UK airport starts body scans
Heathrow first to roll out X-ray machines in wake of failed airliner plot
BRITAIN introduced body scanners at Heathrow airport yesterday after raising its current security threat to 'severe'.
The moves were sanctioned in the wake of the failed attempt by a Muslim extremist to bomb a US-bound passenger plane on Christmas Day.
The scanners, which see through clothes to produce an image of the body, have caused unease among human rights campaigners who fear an invasion of passengers' privacy as well as the disproportionate scrutiny of Muslim travellers.
Last night, British Transport Secretary Andrew Adonis dismissed such concerns saying: "Given the current security threat level, the government believes it essential to start introducing scanners immediately."
He also revealed that Britain raised its terrorism threat level to 'severe', the second-highest level, on January 22, days before London was due to host two international conferences on Yemen and Afghanistan. The conferences took place last week without any security incident.
Mr Adonis said airports at Heathrow and Manchester were the first required to use the scanners and others would follow.
"In the immediate future, only a small proportion of airline passengers will be selected for scanning. If a passenger is selected for scanning, and declines, they will not be permitted to fly," he said.

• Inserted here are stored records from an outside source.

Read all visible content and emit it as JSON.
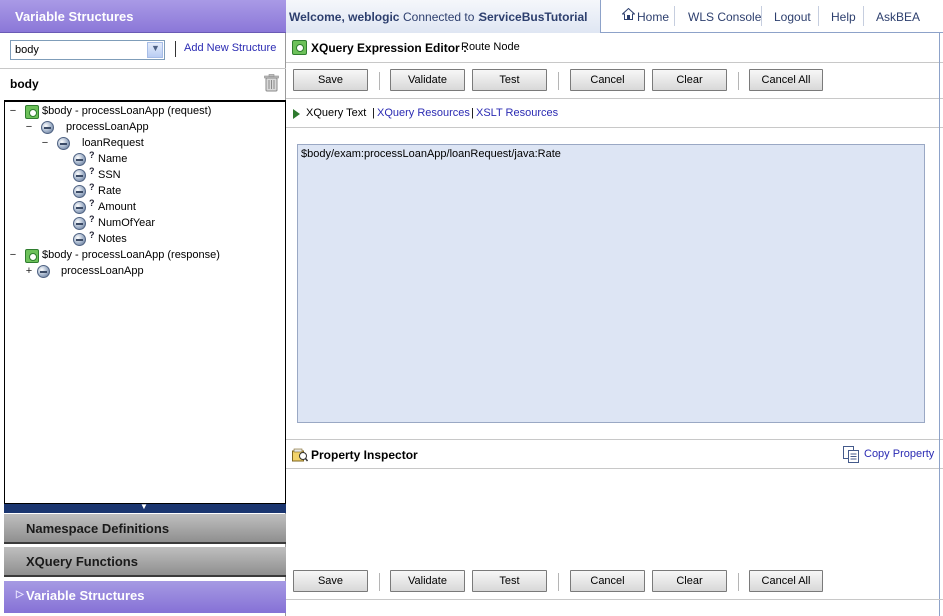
{
  "left": {
    "header": "Variable Structures",
    "select_value": "body",
    "add_link": "Add New Structure",
    "structure_name": "body",
    "tree": [
      {
        "label": "$body - processLoanApp (request)",
        "toggle": "−",
        "icon": "element-green"
      },
      {
        "label": "processLoanApp",
        "toggle": "−",
        "icon": "sequence-ball"
      },
      {
        "label": "loanRequest",
        "toggle": "−",
        "icon": "sequence-ball"
      },
      {
        "label": "Name",
        "toggle": "",
        "icon": "optional-ball"
      },
      {
        "label": "SSN",
        "toggle": "",
        "icon": "optional-ball"
      },
      {
        "label": "Rate",
        "toggle": "",
        "icon": "optional-ball"
      },
      {
        "label": "Amount",
        "toggle": "",
        "icon": "optional-ball"
      },
      {
        "label": "NumOfYear",
        "toggle": "",
        "icon": "optional-ball"
      },
      {
        "label": "Notes",
        "toggle": "",
        "icon": "optional-ball"
      },
      {
        "label": "$body - processLoanApp (response)",
        "toggle": "−",
        "icon": "element-green"
      },
      {
        "label": "processLoanApp",
        "toggle": "+",
        "icon": "sequence-ball"
      }
    ],
    "accordion": {
      "namespace": "Namespace Definitions",
      "functions": "XQuery Functions",
      "variables": "Variable Structures"
    },
    "optional_mark": "?"
  },
  "topnav": {
    "welcome": "Welcome, weblogic",
    "connected_label": "Connected to :",
    "server": "ServiceBusTutorial",
    "links": {
      "home": "Home",
      "wls_console": "WLS Console",
      "logout": "Logout",
      "help": "Help",
      "askbea": "AskBEA"
    }
  },
  "editor": {
    "title": "XQuery Expression Editor :",
    "subtitle": "Route Node",
    "buttons": {
      "save": "Save",
      "validate": "Validate",
      "test": "Test",
      "cancel": "Cancel",
      "clear": "Clear",
      "cancel_all": "Cancel All"
    },
    "tabs": {
      "current": "XQuery Text",
      "resources": "XQuery Resources",
      "xslt": "XSLT Resources",
      "pipe": "|"
    },
    "expression": "$body/exam:processLoanApp/loanRequest/java:Rate"
  },
  "property": {
    "title": "Property Inspector",
    "copy": "Copy Property"
  },
  "colors": {
    "purple_header": "#8b77d8",
    "gray_accordion": "#a8a8a8",
    "link_blue": "#2b2bb3",
    "editor_bg": "#dde5f4"
  }
}
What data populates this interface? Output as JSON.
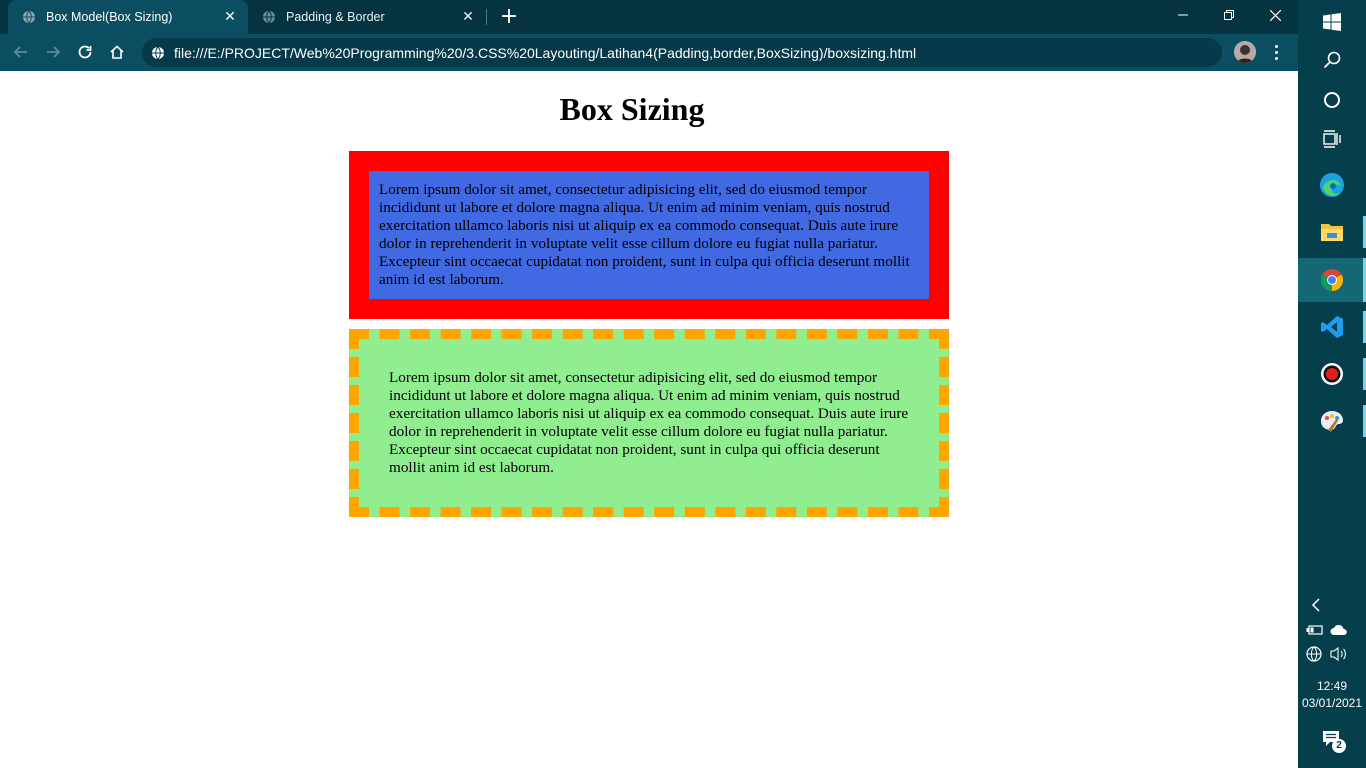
{
  "browser": {
    "tabs": [
      {
        "title": "Box Model(Box Sizing)",
        "active": true
      },
      {
        "title": "Padding & Border",
        "active": false
      }
    ],
    "url": "file:///E:/PROJECT/Web%20Programming%20/3.CSS%20Layouting/Latihan4(Padding,border,BoxSizing)/boxsizing.html",
    "icons": {
      "back": "arrow-left-icon",
      "forward": "arrow-right-icon",
      "reload": "reload-icon",
      "home": "home-icon",
      "site": "globe-icon",
      "menu": "kebab-menu-icon",
      "minimize": "minimize-icon",
      "restore": "restore-icon",
      "close": "close-icon"
    }
  },
  "page": {
    "title": "Box Sizing",
    "box1": {
      "text": "Lorem ipsum dolor sit amet, consectetur adipisicing elit, sed do eiusmod tempor incididunt ut labore et dolore magna aliqua. Ut enim ad minim veniam, quis nostrud exercitation ullamco laboris nisi ut aliquip ex ea commodo consequat. Duis aute irure dolor in reprehenderit in voluptate velit esse cillum dolore eu fugiat nulla pariatur. Excepteur sint occaecat cupidatat non proident, sunt in culpa qui officia deserunt mollit anim id est laborum.",
      "border_color": "#ff0000",
      "background": "#4169e1"
    },
    "box2": {
      "text": "Lorem ipsum dolor sit amet, consectetur adipisicing elit, sed do eiusmod tempor incididunt ut labore et dolore magna aliqua. Ut enim ad minim veniam, quis nostrud exercitation ullamco laboris nisi ut aliquip ex ea commodo consequat. Duis aute irure dolor in reprehenderit in voluptate velit esse cillum dolore eu fugiat nulla pariatur. Excepteur sint occaecat cupidatat non proident, sunt in culpa qui officia deserunt mollit anim id est laborum.",
      "border_color": "#ffa500",
      "background": "#90ee90"
    }
  },
  "taskbar": {
    "apps": [
      "start-icon",
      "search-icon",
      "cortana-icon",
      "task-view-icon",
      "edge-icon",
      "file-explorer-icon",
      "chrome-icon",
      "vscode-icon",
      "recorder-icon",
      "paint-icon"
    ],
    "clock": {
      "time": "12:49",
      "date": "03/01/2021"
    },
    "notification_count": "2"
  }
}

The British government has been particularly concerned about the botched attempt by suspect Umar Farouk Abdulmutallab, a Nigerian national, to blow up a plane bound for Detroit on December 25 because he was a student in London between 2005 and 2008.
Mr Abdulmutallab boarded the flight at Amsterdam's Schiphol airport, which already has 15 body scanners.
France and Italy have also signalled they will start using the devices at their airports.
An interim code of practice for security staff stipulated that passengers should not be selected for scanning on the basis of gender, age, race or ethnic origin, Mr Adonis said.
The merits and uses of body scanners have been vigorously debated in Europe since the failed Christmas Day bombing.
The European Union's new transport chief Siim Kallas said last month that member states should not use the devices until the bloc had agreed on rules to protect privacy and health.
But the bloc's anti-terrorism chief Gilles de Kerchove said days earlier that all EU countries should introduce them.